Paris, wo bist du, wenn
man dich braucht ?
Französische Botschaft,
Pariser Platz, Berlin
Einweihung am 22.01.2003
Immer wenn man durch Paris fährt, bemerkt man unweigerlich
eines der bedeutenden französischen Talente. Den gekonnten
Umgang mit großen Gesten.
Dieses Talent spiegelt sich in Paris in erster Linie in der
Architektur wieder, und nach einem Besuch der Siedlung la
Défense kommt man nicht umhin, jenen Umgang mit
großen Gesten um das Adjektiv gelassen zu erweitern.
Eine Gelassenheit, die der viel gerühmten französischen
Eleganz entstammt, und, um bei Architektur zu bleiben, bereits
im Großflughafen Charles de Gaulle meisterhaft
inszeniert wurde. Diese sich durch alle architektonisch vertretenen
Epochen ziehende Baukunst konnte zielsicher in die Postmoderne
hinüber gerettet werden.
Nähert man sich nun, den Kopf noch voller Paris, der
neuen Französischen Botschaft am Pariser Platz in Berlin
ist das Erwachen jäh. Und auch hart. Die, bei all der
Vorsicht, die erste Eindrücke gebieten, mindestens eigenwillige
Fassade, stellt zunächst eine schwierige Aufgabe. Wo
soll man anfangen? Anfangen anzusehen, anfangen einzuordnen,
oder anfangen zu analysieren? Mit diesen Fragen lässt
uns der Architekt Christian de Portzamparc allein.
Beginnen wir nun der Einfachheit halber unten: Ein ebenso
massives wie pompöses Sockelgeschoß stellt sich
wie eine gut gebaute Phalanx Besuchern wie Angreifern in den
Weg. Die breite Schicht wird unterbrochen von zahlreichen,
über die gesamte Höhe verteilten und spärlich
illuminierten Schießscharten und beherbergt zudem das,
für sich genommen, einladende Hauptportal. Durch dessen
mausgraue Überdachung wurde ein riesenhafter Speer gerammt,
der nun die Tricoloré im Wind flattern läßt.
Das Sockelgeschoß wurde auf groteske und absurde Weise
rustiziert, handelt es sich doch um mit Presslufthämmerchen
behauenen Sichtbeton. Zwar mag das Ergebnis dieser Technik
stärker wirken, als die in Berlins Mitte gerne verbauten
Sockel aus Naturstein, enttarnt es sich als lächerlich
martialisch und schroff.
Die so etwas wie Raum, Weite und Erhabenheit ausstrahlende
Beletage wirkt wie das abrupt geforderte Ende mehrerer Schaffensprozesse.

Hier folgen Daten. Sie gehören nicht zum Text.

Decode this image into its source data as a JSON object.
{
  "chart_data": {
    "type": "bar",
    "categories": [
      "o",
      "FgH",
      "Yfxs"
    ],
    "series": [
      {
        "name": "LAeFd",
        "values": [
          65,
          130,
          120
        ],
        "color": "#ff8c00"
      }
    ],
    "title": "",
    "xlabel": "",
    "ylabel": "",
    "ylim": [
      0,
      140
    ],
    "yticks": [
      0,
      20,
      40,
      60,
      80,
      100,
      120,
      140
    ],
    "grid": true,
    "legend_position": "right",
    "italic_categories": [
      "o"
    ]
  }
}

Großzügig verteilte französische Fenster machen
schon beim Gedanken an den Blick von drinnen nach draußen
neidisch. Besonders weil man von innen nicht mehr sehen muss,
wie derb die Fassade der Beletage von den vielen Einschnitten
und Verkantungen gebeutelt wird. Darüber hinaus mag das
Grau, mit dem die Verkantungen verputzt wurden, zwar ganz
gut mit dem strahlenden Weiß der Fassade harmonieren;
mit dem Grau des Dachvorsprungs und der Umrahmung des Haupteingangs
aber will es sich partout nicht vertragen. Wahrscheinlich,
weil sich die beiden so ähnlich sind.
Nach oben findet die Beletage in einer Reihe flacher und breiter
Fenster ihren Abschluss, die zum hektischen Rest etwas zu
statisch geraten sind.
Der weitere Weg in Richtung Dach wird nun besonders interessant.
Ein wilder Materialmix, der Marmor, Stein, Glas und Stahl
verbinden möchte, und dabei allenfalls zusammenwürfelt.

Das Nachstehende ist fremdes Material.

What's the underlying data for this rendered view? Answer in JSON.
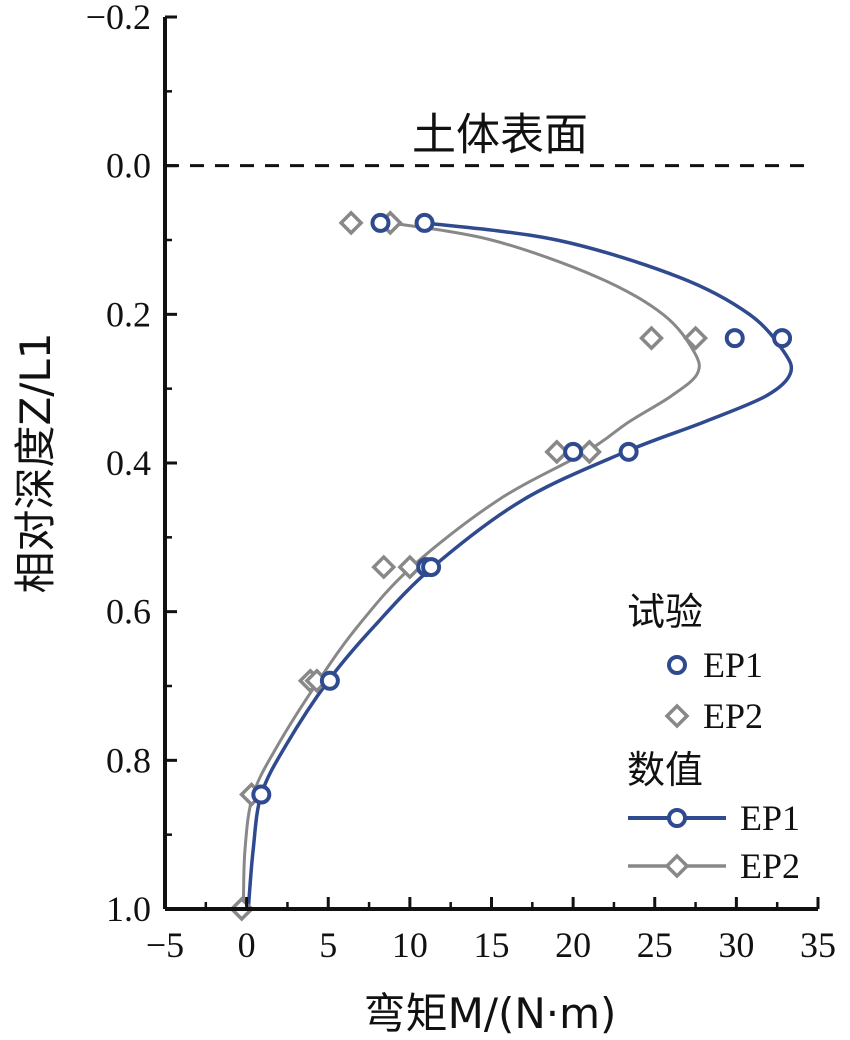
{
  "chart_data": {
    "type": "line",
    "xlabel": "弯矩M/(N·m)",
    "ylabel": "相对深度Z/L1",
    "xlim": [
      -5,
      35
    ],
    "ylim": [
      -0.2,
      1.0
    ],
    "y_inverted": true,
    "xticks": [
      "−5",
      "0",
      "5",
      "10",
      "15",
      "20",
      "25",
      "30",
      "35"
    ],
    "yticks": [
      "−0.2",
      "0.0",
      "0.2",
      "0.4",
      "0.6",
      "0.8",
      "1.0"
    ],
    "annotation": {
      "text": "土体表面",
      "y": 0.0,
      "line_style": "dashed"
    },
    "legend": {
      "placement": "bottom-right",
      "groups": [
        {
          "title": "试验",
          "entries": [
            "EP1",
            "EP2"
          ]
        },
        {
          "title": "数值",
          "entries": [
            "EP1",
            "EP2"
          ]
        }
      ]
    },
    "experimental": [
      {
        "name": "EP1",
        "marker": "circle",
        "color": "#2f4a8f",
        "points": [
          [
            8.2,
            0.077
          ],
          [
            10.9,
            0.077
          ],
          [
            29.9,
            0.232
          ],
          [
            32.8,
            0.232
          ],
          [
            20.0,
            0.385
          ],
          [
            23.4,
            0.385
          ],
          [
            11.0,
            0.54
          ],
          [
            11.3,
            0.54
          ],
          [
            5.1,
            0.693
          ],
          [
            0.9,
            0.846
          ]
        ]
      },
      {
        "name": "EP2",
        "marker": "diamond",
        "color": "#888888",
        "points": [
          [
            6.4,
            0.077
          ],
          [
            8.8,
            0.077
          ],
          [
            24.8,
            0.232
          ],
          [
            27.5,
            0.232
          ],
          [
            19.0,
            0.385
          ],
          [
            21.0,
            0.385
          ],
          [
            8.4,
            0.54
          ],
          [
            10.0,
            0.54
          ],
          [
            3.9,
            0.693
          ],
          [
            4.3,
            0.693
          ],
          [
            0.3,
            0.846
          ],
          [
            -0.3,
            1.0
          ]
        ]
      }
    ],
    "numerical": [
      {
        "name": "EP1",
        "color": "#2f4a8f",
        "points": [
          [
            10.9,
            0.077
          ],
          [
            19.0,
            0.1
          ],
          [
            26.5,
            0.15
          ],
          [
            30.8,
            0.2
          ],
          [
            32.9,
            0.25
          ],
          [
            33.3,
            0.28
          ],
          [
            31.8,
            0.31
          ],
          [
            28.0,
            0.345
          ],
          [
            23.2,
            0.385
          ],
          [
            16.9,
            0.45
          ],
          [
            11.4,
            0.54
          ],
          [
            7.8,
            0.62
          ],
          [
            5.0,
            0.693
          ],
          [
            2.4,
            0.78
          ],
          [
            0.9,
            0.846
          ],
          [
            0.4,
            0.92
          ],
          [
            0.1,
            1.0
          ]
        ]
      },
      {
        "name": "EP2",
        "color": "#888888",
        "points": [
          [
            8.8,
            0.077
          ],
          [
            15.0,
            0.1
          ],
          [
            21.5,
            0.15
          ],
          [
            25.5,
            0.2
          ],
          [
            27.4,
            0.25
          ],
          [
            27.6,
            0.28
          ],
          [
            26.0,
            0.31
          ],
          [
            23.4,
            0.345
          ],
          [
            20.8,
            0.385
          ],
          [
            15.4,
            0.45
          ],
          [
            10.1,
            0.54
          ],
          [
            6.8,
            0.62
          ],
          [
            4.4,
            0.693
          ],
          [
            1.9,
            0.78
          ],
          [
            0.4,
            0.846
          ],
          [
            -0.1,
            0.92
          ],
          [
            -0.2,
            1.0
          ]
        ]
      }
    ]
  }
}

Das auf einer dünnen und durchgehenden Fensterfront ruhende
Marmorband steht zudem etwa einen halben Meter von der Fassade
ab, als wolle es sich als allererstes ins Auge des Betrachters
stürzen. Darüber findet das Gebäude in einem
hellgrauen Deckel seinen Abschluss, der wiederum nicht zu
den bereits weiter unten verwandten Grautönen passt.
Auffallendstes Merkmal des Daches ist allerdings die um etwa
zwei Meter geringere Firsthöhe gegenüber der Dresdner
Bank, des direkten linksseitigen Nachbarn. Was wirkt wie eine
unsichere höfische Verneigung, ist in Wirklichkeit die
fatale Entscheidung, einfach so zu bauen, wie man eben will.
Und nicht, wie es ästhetisch zu vertreten wäre.
So muss nun der arme Pariser Platz in Berlin ohne französische
Eleganz weiter zu bestehen versuchen.